THE REGULATORY MECHANISM OF HAEM OXYGENASE PROTECTION AGAINST PHOTOIMMUNOSUPPRESSION AND SKIN CANCER

血红素加氧酶对抗光免疫抑制和皮肤癌的调节机制

• 批准号: nhmrc : 352486
• 负责人: A/Pr Vivienne Reeve
• 金额: $ 29.31万
• 依托单位: The University of Sydney
• 依托单位国家: 澳大利亚
• 项目类别: NHMRC Project Grants
• 财政年份: 2005
• 资助国家: 澳大利亚
• 起止时间: 2005-01-01 至 2007-12-31
• 项目状态: 已结题
• 来源: https://researchdata.edu.au/regulatory-mechanism-haem-skin-cancer/94594
• 关键词: REGULATORY; MECHANISM; HAEM; OXYGENASE; PROTECTION

Current dogma holds that UVA radiation adds to UVB damage in the skin. However we have identified a window of UVA doses, easily achievable from daytime sunlight exposure, that do not cause sunburn and are not immunosuppressive, but that significantly attenuate the damaging effects of UVB. In mice the mechanism partially depends on the UVA-upregulated cytokine interferon-gamma, and strongly on the UVA-inducible antioxidant enzyme haem oxygenase-1 (HO-1). This project aims to establish how the HO-1 gene is regulated by UVA. Available data from cultured human skin cells suggest that HO-1 is UVA-inducible in fibroblasts but not keratinocytes, whereas we found both cell types respond in mouse skin, keratinocytes most actively. We will ascertain whether a species difference, or an anomaly in cultured cells, underlies these discrepancies. With human skin grafted onto immunodeficient SCID mice, we will study impaired immune function, an important prerequisite for cancer, compared with mouse skin in vivo. Using molecular biology techniques with this model, we will monitor the activity of the transcription factor Bach 1, known to bind to the DNA of the HO-1 promoter region to repress the gene normally, but reversibly by haem-binding, and the corresponding activity of HO-1, during immunoprotective (UVA exposure, haem elevated) conditions. Immunoprotection may result from binding by Bach 1 of haem released from microsomal proteins by UVA, its release from DNA and thus derepression of HO-1. We will seek evidence of a role for skin cytokines in modifying Bach 1 binding, and for Bach 1 and HO-1 actions during photocarcinogenesis induction with chronic UV exposure. The significance of the outcome of the studies will be in understanding how a natural ameliorating pathway induced by UVA radiation could be utilised for superior photoprotection strategies for skin cancer susceptible humans.

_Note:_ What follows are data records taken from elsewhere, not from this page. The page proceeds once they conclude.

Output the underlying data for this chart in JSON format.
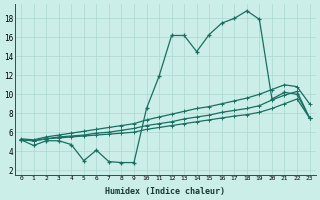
{
  "xlabel": "Humidex (Indice chaleur)",
  "bg_color": "#cceee8",
  "line_color": "#1a6e62",
  "grid_color": "#aad8d0",
  "x_ticks": [
    0,
    1,
    2,
    3,
    4,
    5,
    6,
    7,
    8,
    9,
    10,
    11,
    12,
    13,
    14,
    15,
    16,
    17,
    18,
    19,
    20,
    21,
    22,
    23
  ],
  "y_ticks": [
    2,
    4,
    6,
    8,
    10,
    12,
    14,
    16,
    18
  ],
  "xlim": [
    -0.5,
    23.5
  ],
  "ylim": [
    1.5,
    19.5
  ],
  "line1_y": [
    5.2,
    4.6,
    5.1,
    5.1,
    4.7,
    3.0,
    4.1,
    2.9,
    2.8,
    2.8,
    8.5,
    11.9,
    16.2,
    16.2,
    14.5,
    16.3,
    17.5,
    18.0,
    18.8,
    17.9,
    9.5,
    10.2,
    10.0,
    7.5
  ],
  "line2_y": [
    5.2,
    5.1,
    5.3,
    5.4,
    5.5,
    5.6,
    5.7,
    5.8,
    5.9,
    6.0,
    6.3,
    6.5,
    6.7,
    6.9,
    7.1,
    7.3,
    7.5,
    7.7,
    7.85,
    8.1,
    8.5,
    9.0,
    9.5,
    7.5
  ],
  "line3_y": [
    5.2,
    5.1,
    5.3,
    5.5,
    5.6,
    5.7,
    5.9,
    6.0,
    6.2,
    6.4,
    6.7,
    6.9,
    7.1,
    7.4,
    7.6,
    7.8,
    8.1,
    8.3,
    8.5,
    8.8,
    9.4,
    9.9,
    10.3,
    7.5
  ],
  "line4_y": [
    5.3,
    5.2,
    5.5,
    5.7,
    5.9,
    6.1,
    6.3,
    6.5,
    6.7,
    6.9,
    7.3,
    7.6,
    7.9,
    8.2,
    8.5,
    8.7,
    9.0,
    9.3,
    9.6,
    10.0,
    10.5,
    11.0,
    10.8,
    9.0
  ]
}
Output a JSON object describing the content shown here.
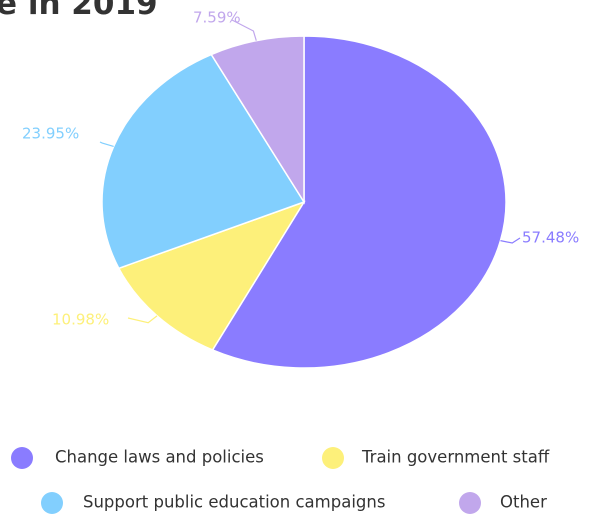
{
  "chart_data": {
    "type": "pie",
    "title": "e in 2019",
    "categories": [
      "Change laws and policies",
      "Train government staff",
      "Support public education campaigns",
      "Other"
    ],
    "values": [
      57.48,
      10.98,
      23.95,
      7.59
    ],
    "value_labels": [
      "57.48%",
      "10.98%",
      "23.95%",
      "7.59%"
    ],
    "colors": [
      "#8a7cff",
      "#fdf07a",
      "#82cffe",
      "#c1a7ec"
    ]
  }
}
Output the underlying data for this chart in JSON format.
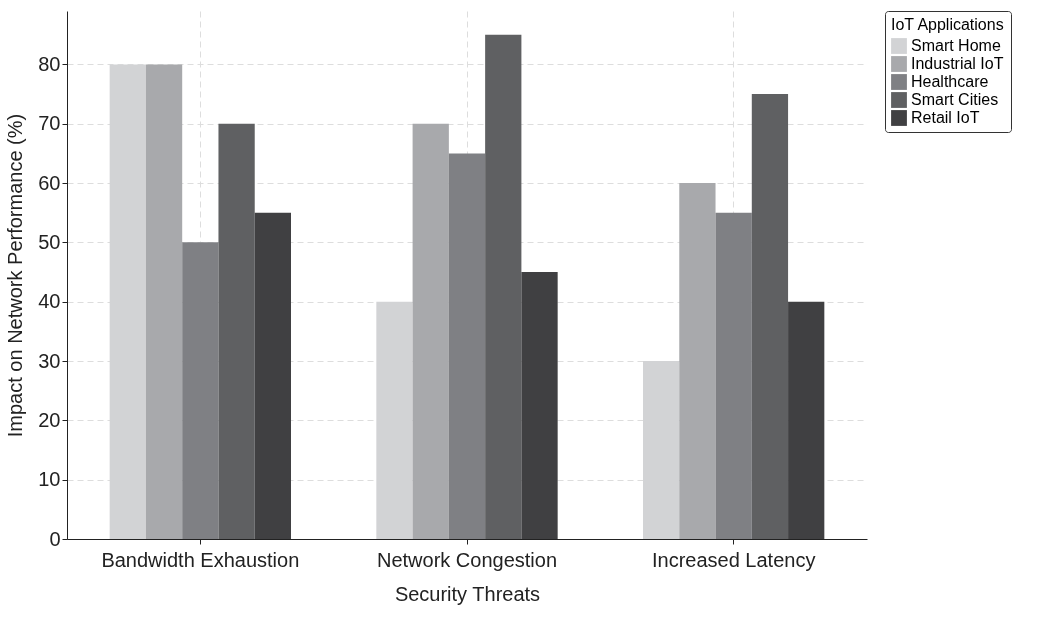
{
  "chart_data": {
    "type": "bar",
    "xlabel": "Security Threats",
    "ylabel": "Impact on Network Performance (%)",
    "legend_title": "IoT Applications",
    "categories": [
      "Bandwidth Exhaustion",
      "Network Congestion",
      "Increased Latency"
    ],
    "series": [
      {
        "name": "Smart Home",
        "color": "#d2d3d5",
        "values": [
          80,
          40,
          30
        ]
      },
      {
        "name": "Industrial IoT",
        "color": "#a8a9ac",
        "values": [
          80,
          70,
          60
        ]
      },
      {
        "name": "Healthcare",
        "color": "#7f8084",
        "values": [
          50,
          65,
          55
        ]
      },
      {
        "name": "Smart Cities",
        "color": "#5f6062",
        "values": [
          70,
          85,
          75
        ]
      },
      {
        "name": "Retail IoT",
        "color": "#404042",
        "values": [
          55,
          45,
          40
        ]
      }
    ],
    "ylim": [
      0,
      89
    ],
    "yticks": [
      0,
      10,
      20,
      30,
      40,
      50,
      60,
      70,
      80
    ],
    "grid": true,
    "legend": "top right"
  }
}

目前的观点认为，UVA辐射会增加UVB对皮肤的伤害。然而，我们已经确定了一个UVA剂量窗口，很容易从白天的阳光照射中获得，不会引起晒伤，也不会抑制免疫，但可以显著减弱UVB的破坏性影响。在小鼠中，其机制部分依赖于uva上调的细胞因子干扰素- γ，并强烈依赖于uva诱导的抗氧化酶血红素加氧酶-1 （HO-1）。本项目旨在确定UVA如何调控HO-1基因。从培养的人皮肤细胞中获得的现有数据表明，HO-1在成纤维细胞中是uva诱导的，而在角质形成细胞中则不是，而我们发现这两种细胞类型在小鼠皮肤中都有反应，角质形成细胞最活跃。我们将确定是物种差异还是培养细胞的异常导致了这些差异。我们将人类皮肤移植到免疫缺陷的SCID小鼠身上，研究免疫功能受损，这是癌症发生的重要前提，并与小鼠皮肤在体内进行比较。利用分子生物学技术和该模型，我们将监测转录因子巴赫1的活性，已知巴赫1与HO-1启动子区域的DNA结合，正常地抑制基因，但通过血液结合可逆地抑制基因，以及在免疫保护（UVA暴露，血红素升高）条件下HO-1的相应活性。免疫保护可能是由于UVA将微粒体蛋白释放的血红素与Bach -1结合，将其从DNA中释放出来，从而降低HO-1的表达。我们将寻找皮肤细胞因子在调节Bach -1结合中的作用，以及在慢性紫外线照射诱导光致癌过程中Bach -1和HO-1的作用。这些研究结果的意义在于了解UVA辐射诱导的自然改善途径如何被用于皮肤癌易感人群的优越光防护策略。